Angostura Aromatic Bitters

Texto: Lara Morais | Fotos: Tales Hidequi

Mês passado tive um grande problema para achar uma mera garrafinha de Angostura. Rodei muito por São Paulo e nada. Conversei com diversos vendedores de bebidas e alguns nem sabiam do que se tratava essa tal Angostura Aromatic Bitters. Alguns mais experientes na arte da comercialização de bebidas comentaram que há dois anos ela está quase extinta das prateleiras, e que talvez eu conseguisse encontrar no Mercado Municipal, com um pouco de sorte, uma garrafinha.

No mercado municipal até achei uma genérica, cujo vendedor me garantiu se tratar da original apenas com seu rótulo alterado. O problema era o preço mal intencionado. Praticamente o dobro do valor, em uma amostra meio que suspeita, alegando ser o único em São Paulo a possuir tal mercadoria. Teimoso, eu não comprei. Agradeci e continuei a buscar um pouco mais. E não é que achei? Fica aí a dica pra vocês também. Arrematei quatro frascos pelo preço de dois do mercadão.Para os vendedores desavisados e os aspirantes a bartender de fins de semana, algumas dicas no texto de Ennio Federico: Angostura, uma bebida amarga, aromática e aparentemente inofensiva que entra no preparo de coquetéis clássicos e em várias receitas de cozinha é uma dessas. Embora um bitter, não é daqueles convencionais para se tomar em copos longos com gelo e soda. Ao contrário, seu uso é limitado a algumas gotas para adicionar aroma e sabor em drinks, frutos do mar, saladas de frutas, sobremesas e pâtisserie em geral.

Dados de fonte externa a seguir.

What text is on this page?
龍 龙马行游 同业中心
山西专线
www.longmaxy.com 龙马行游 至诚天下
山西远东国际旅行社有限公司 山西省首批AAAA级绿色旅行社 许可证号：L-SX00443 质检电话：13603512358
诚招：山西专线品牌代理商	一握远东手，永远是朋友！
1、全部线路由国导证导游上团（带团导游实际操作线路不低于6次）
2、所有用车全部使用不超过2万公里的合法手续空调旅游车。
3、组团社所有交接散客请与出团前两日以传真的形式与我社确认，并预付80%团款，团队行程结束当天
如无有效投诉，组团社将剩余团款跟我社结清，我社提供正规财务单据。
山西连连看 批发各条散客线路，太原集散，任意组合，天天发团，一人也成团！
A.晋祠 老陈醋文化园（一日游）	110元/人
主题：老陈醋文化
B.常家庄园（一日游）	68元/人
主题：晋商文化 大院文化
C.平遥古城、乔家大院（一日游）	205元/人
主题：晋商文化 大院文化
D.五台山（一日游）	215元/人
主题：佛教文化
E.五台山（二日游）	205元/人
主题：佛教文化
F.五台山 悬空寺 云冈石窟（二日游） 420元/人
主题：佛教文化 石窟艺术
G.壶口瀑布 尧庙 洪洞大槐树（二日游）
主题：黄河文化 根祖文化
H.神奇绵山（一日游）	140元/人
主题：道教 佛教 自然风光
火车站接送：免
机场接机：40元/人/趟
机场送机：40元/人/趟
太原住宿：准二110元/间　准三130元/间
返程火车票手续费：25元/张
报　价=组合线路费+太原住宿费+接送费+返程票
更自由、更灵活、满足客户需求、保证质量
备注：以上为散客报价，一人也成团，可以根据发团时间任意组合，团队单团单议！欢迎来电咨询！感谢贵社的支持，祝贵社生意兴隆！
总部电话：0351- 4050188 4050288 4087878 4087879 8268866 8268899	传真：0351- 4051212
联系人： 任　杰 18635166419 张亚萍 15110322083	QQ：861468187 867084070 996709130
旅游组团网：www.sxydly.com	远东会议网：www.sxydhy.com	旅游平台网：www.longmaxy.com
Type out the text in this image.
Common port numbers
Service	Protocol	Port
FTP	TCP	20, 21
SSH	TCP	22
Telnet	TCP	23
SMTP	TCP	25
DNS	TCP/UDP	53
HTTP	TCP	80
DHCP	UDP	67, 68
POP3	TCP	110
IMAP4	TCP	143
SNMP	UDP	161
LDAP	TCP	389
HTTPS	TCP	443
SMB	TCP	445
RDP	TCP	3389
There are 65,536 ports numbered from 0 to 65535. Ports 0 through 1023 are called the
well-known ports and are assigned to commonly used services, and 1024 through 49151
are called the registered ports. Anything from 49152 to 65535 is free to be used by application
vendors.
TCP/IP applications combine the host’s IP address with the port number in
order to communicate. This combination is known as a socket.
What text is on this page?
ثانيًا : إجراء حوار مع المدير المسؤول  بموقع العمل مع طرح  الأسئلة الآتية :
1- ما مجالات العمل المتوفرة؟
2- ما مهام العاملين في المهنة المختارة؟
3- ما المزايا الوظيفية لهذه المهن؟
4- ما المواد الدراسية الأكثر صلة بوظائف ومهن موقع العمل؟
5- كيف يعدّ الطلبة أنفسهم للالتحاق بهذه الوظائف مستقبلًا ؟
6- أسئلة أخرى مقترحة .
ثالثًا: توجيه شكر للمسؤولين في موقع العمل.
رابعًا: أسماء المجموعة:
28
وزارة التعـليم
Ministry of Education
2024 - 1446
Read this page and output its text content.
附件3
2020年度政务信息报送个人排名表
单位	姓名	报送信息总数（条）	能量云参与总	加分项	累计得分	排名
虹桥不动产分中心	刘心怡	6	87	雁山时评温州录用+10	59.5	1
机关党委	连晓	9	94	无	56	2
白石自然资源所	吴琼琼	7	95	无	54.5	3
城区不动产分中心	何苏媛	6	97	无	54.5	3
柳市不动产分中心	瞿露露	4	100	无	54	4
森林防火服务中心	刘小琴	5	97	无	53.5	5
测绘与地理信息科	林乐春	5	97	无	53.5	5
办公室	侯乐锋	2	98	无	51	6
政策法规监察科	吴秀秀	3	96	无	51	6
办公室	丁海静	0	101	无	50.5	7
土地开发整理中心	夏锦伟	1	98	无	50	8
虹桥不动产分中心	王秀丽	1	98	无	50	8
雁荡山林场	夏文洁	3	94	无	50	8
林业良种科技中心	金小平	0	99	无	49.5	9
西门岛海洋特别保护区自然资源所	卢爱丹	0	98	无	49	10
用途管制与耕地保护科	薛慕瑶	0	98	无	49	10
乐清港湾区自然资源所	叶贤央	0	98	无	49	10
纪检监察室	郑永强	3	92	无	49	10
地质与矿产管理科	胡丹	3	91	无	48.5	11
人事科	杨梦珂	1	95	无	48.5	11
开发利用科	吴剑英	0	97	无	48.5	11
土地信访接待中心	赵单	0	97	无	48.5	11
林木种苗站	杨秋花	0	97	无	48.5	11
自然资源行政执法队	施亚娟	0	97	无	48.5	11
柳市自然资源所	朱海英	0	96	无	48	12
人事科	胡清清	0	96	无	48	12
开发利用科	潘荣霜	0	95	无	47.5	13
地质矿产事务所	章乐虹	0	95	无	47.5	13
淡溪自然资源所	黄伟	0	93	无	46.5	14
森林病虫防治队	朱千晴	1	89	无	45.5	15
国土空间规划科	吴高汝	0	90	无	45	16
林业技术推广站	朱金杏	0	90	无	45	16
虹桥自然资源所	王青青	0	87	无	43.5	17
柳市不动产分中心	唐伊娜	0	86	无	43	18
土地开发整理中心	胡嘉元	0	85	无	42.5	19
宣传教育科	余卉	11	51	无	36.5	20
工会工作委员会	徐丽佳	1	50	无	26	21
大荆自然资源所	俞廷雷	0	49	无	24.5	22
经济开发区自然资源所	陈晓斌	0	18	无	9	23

O que faz a Angostura tão importante para merecer tanto cuidado é o fato de ser um produto sem similar e elaborado com fórmula secreta em um único lugar. Quanto à sua composição, o rótulo menciona vagamente ser ‘uma preparação aromática de água, álcool, genciana e extratos vegetais inofensivos para dar sabor e cor ao produto’., ou seja, não esclarece nada. Todo bar que se preze, em qualquer parte do mundo, deve ter pelo menos uma garrafinha dessas em estoque. Parecida com as de molho inglês, elas vêm embrulhadas em papel branco impresso em letras pretas miúdas com diversas sugestões para seu uso, que incluem além das óbvias na preparação de drinks, servir também para a cura da flatulência.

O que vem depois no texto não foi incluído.